Most of the ivory, which had been smuggled from Africa, was found hidden inside several wooden boxes in an abandoned factory, Sun Zhijie, director of the administration’s anti-smuggling bureau, told local media at a press conference. Some 20 suspects have been detained for questioning.

“This is the biggest amount of ivory seized in a single case independently investigated by the anti-smuggling bureau of the General Administration of Customs,” Sun said, according to the South China Morning Post.

Wednesday, 10 April 2019

Second 12-tonne haul of pangolin scales seized in less than a week in Singapore

SINGAPORE - Less than a week after a record 12.9 tonnes of pangolin scales were seized from a container by the authorities here, another 12.7 tonnes have been uncovered in a joint operation by the National Parks Board (NParks), Singapore Customs and the Immigration and Checkpoints Authority (ICA).

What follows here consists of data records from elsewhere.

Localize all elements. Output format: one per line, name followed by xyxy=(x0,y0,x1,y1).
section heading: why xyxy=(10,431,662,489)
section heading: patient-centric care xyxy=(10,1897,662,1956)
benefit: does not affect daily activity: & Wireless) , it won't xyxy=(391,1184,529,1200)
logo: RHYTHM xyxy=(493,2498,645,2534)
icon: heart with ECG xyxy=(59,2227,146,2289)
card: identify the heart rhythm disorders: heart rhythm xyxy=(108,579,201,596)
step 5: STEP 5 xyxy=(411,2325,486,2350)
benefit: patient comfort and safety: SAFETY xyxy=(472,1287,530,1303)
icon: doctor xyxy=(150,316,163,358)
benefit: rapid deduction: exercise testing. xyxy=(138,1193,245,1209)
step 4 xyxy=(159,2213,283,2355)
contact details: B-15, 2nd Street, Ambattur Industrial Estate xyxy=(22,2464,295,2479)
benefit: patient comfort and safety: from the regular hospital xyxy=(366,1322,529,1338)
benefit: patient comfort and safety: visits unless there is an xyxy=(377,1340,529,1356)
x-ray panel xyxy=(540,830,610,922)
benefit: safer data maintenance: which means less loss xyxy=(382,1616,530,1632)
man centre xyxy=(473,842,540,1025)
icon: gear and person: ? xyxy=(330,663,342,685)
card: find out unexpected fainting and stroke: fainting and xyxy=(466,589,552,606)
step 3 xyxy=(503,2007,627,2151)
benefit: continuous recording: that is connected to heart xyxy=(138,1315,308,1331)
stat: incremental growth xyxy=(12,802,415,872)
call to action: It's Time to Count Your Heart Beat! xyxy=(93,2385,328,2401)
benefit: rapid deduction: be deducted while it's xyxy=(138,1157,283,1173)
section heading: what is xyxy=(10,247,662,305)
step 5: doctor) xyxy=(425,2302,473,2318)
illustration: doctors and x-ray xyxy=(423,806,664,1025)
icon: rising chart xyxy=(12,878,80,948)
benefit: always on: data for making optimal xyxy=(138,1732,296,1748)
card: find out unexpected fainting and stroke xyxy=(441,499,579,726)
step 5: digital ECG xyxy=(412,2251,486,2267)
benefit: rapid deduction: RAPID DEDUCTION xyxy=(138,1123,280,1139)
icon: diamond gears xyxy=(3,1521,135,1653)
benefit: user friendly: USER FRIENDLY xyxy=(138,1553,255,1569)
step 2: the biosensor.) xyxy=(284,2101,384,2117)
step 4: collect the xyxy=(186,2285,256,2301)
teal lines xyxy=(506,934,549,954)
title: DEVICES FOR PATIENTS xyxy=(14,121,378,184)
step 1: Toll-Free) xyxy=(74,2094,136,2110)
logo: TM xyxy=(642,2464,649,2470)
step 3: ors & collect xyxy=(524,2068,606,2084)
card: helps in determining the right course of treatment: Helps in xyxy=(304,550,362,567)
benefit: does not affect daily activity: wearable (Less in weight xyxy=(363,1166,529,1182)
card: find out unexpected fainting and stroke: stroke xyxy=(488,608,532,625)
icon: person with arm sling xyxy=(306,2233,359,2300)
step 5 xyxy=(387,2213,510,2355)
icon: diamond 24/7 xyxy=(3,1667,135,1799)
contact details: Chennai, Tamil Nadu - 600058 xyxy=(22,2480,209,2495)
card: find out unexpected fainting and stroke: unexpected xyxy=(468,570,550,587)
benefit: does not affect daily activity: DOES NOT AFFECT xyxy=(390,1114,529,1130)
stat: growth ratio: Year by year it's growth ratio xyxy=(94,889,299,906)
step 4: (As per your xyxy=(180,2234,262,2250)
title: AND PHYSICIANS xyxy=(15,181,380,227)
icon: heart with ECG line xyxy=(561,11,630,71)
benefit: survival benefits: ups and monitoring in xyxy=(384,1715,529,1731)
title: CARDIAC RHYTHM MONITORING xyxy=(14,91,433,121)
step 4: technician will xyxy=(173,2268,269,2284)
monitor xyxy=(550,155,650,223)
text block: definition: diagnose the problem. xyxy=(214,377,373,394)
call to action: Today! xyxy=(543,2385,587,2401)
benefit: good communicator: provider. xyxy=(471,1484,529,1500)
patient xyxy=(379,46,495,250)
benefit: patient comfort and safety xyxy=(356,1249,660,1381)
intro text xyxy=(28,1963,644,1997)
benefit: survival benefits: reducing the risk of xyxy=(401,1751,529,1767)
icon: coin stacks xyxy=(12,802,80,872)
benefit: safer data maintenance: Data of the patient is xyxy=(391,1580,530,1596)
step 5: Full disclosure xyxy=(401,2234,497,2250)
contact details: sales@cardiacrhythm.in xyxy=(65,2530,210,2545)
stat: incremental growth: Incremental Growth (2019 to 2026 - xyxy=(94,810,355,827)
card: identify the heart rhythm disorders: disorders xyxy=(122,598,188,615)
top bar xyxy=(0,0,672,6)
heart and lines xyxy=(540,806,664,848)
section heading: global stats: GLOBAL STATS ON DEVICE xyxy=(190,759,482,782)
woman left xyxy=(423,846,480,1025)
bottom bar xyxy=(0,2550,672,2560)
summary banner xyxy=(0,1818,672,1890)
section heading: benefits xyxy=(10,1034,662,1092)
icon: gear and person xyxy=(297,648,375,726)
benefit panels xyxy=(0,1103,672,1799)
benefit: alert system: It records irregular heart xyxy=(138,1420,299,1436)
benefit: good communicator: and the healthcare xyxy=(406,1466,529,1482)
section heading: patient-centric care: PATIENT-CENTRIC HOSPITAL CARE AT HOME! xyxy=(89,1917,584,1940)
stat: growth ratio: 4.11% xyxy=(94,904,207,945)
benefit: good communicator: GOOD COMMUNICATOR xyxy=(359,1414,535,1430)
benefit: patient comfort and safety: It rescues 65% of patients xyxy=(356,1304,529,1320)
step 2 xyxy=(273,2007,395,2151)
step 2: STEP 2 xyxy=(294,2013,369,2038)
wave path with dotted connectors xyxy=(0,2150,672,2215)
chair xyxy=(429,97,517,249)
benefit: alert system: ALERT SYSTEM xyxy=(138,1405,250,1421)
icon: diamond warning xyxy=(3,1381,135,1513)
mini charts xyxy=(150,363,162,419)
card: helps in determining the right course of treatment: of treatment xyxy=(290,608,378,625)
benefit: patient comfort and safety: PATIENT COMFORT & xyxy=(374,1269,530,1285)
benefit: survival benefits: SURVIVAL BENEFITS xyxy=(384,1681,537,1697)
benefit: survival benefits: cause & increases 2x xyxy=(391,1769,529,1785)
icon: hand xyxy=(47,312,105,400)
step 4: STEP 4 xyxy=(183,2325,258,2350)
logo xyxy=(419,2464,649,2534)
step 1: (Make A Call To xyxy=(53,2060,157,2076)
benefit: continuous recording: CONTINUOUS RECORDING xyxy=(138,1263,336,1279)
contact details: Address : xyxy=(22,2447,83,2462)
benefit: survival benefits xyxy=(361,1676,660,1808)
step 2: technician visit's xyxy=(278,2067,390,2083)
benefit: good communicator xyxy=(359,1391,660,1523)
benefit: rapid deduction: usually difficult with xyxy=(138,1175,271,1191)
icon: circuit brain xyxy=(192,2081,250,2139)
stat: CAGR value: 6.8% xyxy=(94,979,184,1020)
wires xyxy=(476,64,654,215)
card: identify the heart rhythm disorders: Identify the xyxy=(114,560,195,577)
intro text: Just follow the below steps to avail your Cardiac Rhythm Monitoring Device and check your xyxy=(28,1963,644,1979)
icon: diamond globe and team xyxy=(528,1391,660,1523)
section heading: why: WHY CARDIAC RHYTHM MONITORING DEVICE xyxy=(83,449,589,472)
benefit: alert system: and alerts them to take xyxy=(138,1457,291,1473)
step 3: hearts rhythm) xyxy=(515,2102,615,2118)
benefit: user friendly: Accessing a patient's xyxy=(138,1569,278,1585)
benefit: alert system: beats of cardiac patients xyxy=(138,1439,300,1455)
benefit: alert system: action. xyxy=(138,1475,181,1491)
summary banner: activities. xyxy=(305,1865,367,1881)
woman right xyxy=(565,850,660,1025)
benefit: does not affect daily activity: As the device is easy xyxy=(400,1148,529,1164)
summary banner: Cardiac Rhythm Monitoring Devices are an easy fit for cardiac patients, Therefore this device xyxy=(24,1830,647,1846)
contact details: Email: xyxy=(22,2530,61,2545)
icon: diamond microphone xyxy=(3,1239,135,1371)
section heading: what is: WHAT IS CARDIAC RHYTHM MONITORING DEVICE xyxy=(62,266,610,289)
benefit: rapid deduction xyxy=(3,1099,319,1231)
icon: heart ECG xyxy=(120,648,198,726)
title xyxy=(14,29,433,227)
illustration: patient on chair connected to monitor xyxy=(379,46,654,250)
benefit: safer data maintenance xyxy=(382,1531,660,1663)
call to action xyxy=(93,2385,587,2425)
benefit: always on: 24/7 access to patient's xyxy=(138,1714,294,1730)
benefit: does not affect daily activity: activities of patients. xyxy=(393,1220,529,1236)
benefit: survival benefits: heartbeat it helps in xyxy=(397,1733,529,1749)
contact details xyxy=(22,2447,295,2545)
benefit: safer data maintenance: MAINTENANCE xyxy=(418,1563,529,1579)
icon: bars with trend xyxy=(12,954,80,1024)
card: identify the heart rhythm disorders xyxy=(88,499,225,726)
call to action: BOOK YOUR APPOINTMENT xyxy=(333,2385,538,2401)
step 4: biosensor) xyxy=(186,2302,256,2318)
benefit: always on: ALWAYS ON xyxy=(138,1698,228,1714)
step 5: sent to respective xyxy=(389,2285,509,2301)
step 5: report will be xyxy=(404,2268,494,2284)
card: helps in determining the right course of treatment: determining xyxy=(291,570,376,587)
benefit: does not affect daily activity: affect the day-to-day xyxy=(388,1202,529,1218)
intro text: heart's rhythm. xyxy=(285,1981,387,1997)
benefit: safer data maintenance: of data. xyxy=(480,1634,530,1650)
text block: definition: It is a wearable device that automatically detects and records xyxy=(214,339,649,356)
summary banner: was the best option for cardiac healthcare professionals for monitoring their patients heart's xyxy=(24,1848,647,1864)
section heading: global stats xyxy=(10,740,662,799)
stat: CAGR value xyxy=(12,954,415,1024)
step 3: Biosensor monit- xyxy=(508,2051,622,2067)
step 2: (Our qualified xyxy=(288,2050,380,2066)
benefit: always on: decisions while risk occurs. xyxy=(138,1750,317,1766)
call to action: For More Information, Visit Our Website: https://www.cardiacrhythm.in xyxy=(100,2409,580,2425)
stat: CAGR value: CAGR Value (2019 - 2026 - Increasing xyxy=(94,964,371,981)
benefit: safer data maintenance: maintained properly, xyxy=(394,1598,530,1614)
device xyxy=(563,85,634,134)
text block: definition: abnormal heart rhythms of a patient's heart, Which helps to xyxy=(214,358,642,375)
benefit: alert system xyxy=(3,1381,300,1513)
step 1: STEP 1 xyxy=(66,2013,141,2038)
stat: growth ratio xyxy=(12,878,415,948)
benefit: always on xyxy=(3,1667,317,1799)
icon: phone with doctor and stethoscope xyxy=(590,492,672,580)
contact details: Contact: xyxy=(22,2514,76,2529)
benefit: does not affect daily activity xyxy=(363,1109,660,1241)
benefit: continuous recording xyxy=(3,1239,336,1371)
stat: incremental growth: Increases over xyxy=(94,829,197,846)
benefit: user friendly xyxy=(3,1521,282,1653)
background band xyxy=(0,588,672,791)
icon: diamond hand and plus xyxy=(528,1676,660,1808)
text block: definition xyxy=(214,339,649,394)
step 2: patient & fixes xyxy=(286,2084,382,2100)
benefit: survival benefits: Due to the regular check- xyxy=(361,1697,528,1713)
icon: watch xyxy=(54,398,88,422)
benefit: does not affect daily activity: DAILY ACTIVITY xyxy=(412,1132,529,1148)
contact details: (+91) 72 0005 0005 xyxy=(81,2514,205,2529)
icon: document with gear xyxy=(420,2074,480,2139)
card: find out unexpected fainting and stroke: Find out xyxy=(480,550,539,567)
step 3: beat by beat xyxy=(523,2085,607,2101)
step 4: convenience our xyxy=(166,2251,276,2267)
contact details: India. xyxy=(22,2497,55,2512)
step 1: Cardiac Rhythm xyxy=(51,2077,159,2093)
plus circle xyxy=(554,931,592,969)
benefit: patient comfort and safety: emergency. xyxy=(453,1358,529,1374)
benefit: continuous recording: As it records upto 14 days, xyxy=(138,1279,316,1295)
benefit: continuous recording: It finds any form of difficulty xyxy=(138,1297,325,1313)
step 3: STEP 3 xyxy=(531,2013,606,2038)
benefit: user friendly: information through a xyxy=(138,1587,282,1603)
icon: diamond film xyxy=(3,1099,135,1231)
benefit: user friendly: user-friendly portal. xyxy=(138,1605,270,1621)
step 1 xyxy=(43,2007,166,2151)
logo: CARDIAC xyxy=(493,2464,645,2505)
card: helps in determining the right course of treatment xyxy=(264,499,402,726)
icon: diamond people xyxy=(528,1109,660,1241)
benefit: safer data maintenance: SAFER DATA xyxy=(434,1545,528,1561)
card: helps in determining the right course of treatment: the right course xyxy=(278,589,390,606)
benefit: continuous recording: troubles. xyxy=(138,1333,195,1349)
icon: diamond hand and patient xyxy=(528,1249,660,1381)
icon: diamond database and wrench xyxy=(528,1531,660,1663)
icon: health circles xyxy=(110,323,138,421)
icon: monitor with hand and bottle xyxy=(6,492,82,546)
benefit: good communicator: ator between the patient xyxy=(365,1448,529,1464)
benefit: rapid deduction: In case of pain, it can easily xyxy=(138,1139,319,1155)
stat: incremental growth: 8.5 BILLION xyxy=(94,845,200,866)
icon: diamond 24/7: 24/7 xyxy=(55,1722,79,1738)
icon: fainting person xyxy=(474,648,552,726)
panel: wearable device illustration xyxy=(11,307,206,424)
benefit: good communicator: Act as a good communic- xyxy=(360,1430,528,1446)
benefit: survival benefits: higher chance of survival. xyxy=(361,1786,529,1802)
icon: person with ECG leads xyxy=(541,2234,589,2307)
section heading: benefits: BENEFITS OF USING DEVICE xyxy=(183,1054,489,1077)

The 40ft (12m) container that was on its way by ship from Nigeria to Vietnam was declared to contain "cassia seeds" but was found on Monday (April 8) to be holding the animal parts, estimated to be worth about $51.6 million, in 474 bags at the Pasir Panjang Scanning Station.

The haul came from two species, the white-bellied tree pangolin (Phataginus tricuspis) and the giant ground pangolin (Smutsia gigantea) and are likely to have come from 21,000 pangolins.

The scales of the pangolin, believed to be the world's most highly trafficked mammal, are in high demand in Asia for use in traditional Chinese medicine despite there being no proven medical benefit from their use.

Monday, 8 April 2019

Massive rhino horn seizure in Hong Kong


Hong Kong customs seized HK$16.5 million (US$2.1 million) worth of rhino horns in transshipment cargo at the airport on Friday, marking a record haul of products related to the endangered species.

The smuggled items from South Africa were declared as vehicle parts destined for Malaysia. X-ray images of the cargo had raised suspicions and officers acted on a tip-off. Authorities found 82.5kg of suspected rhino horns and body parts in the consignment.

No arrests were made, and a senior customs source said they believed no local offenders were involved in the case.

According to the source, authorities have been monitoring smuggling trends with rhino horn being sought after in China and Southeast Asia for its perceived medicinal properties. “South Africa is home to most of the world’s rhino population and therefore, is a common source of smuggled rhino horns,” the source said.

Seizures of wildlife products have been on the rise last year and totalled 270 tonnes, a threefold increase in quantity from the year before.